SLAVES, prisoners of war, condemned criminals or even free men who voluntarily chose the job… There was no one route to becoming a gladiator in Roman times, but once in the profession, these men became famous and aroused great passions among the people. Hundreds of years later, a new exhibition in Burgos is telling the stories of some of these warriors.
The Museum of Human Evolution in the northern Castilla y Leon region has borrowed six funerary steles from Cordoba’s Archeology Museum for the show, which is called ‘Death in the arena. Gladiators of Cordoba’.
The steles – made from slabs of limestone or marble – are inscribed with the life stories of the dead gladiators, and were once located in a necropolis located in the Cordoba of Roman times.
The site was discovered in the 1930s when the local council in Cordoba decided to build a new neighbourhood, according to Spanish daily El Pais.
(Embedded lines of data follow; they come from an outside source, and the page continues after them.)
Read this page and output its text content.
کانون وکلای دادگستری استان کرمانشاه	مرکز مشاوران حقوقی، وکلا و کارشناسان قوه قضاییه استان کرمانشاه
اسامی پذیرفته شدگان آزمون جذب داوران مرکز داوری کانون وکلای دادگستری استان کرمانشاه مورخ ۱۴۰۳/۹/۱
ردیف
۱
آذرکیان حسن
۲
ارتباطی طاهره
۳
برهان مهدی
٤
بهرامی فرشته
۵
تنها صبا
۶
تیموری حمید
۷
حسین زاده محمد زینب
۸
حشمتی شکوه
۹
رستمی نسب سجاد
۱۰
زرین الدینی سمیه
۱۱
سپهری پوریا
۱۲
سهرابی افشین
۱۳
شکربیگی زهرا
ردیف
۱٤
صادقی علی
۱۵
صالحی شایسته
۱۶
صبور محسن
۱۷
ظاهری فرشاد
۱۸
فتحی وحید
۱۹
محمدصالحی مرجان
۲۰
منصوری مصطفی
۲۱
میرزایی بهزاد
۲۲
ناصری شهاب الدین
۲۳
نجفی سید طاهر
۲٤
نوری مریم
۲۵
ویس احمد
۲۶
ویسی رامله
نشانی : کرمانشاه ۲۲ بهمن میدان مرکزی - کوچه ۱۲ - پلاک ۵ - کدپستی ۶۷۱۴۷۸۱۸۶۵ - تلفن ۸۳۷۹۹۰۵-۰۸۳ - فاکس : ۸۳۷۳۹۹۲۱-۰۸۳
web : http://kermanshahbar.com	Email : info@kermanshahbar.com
It was then that workers found a spectacular underground tomb, and some years later proper excavation work located 15 burial sites (five of them with two occupants) for a total of 20 gladiators.
The exhibition also features reproductions of the equipment that these gladiators used, including shields, helmets, daggers and armour.
The items on display date from the first and second centuries A.D. but the exhibition explains the birth of the profession of gladiator from as far back as the fourth century B.C., when combat would honour someone’s memory.
The display would later become the preferred public spectacle in the times of the Roman empire, according to the museum.
The exhibition will run until autumn and is free to enter. Guided tours are also available at no charge.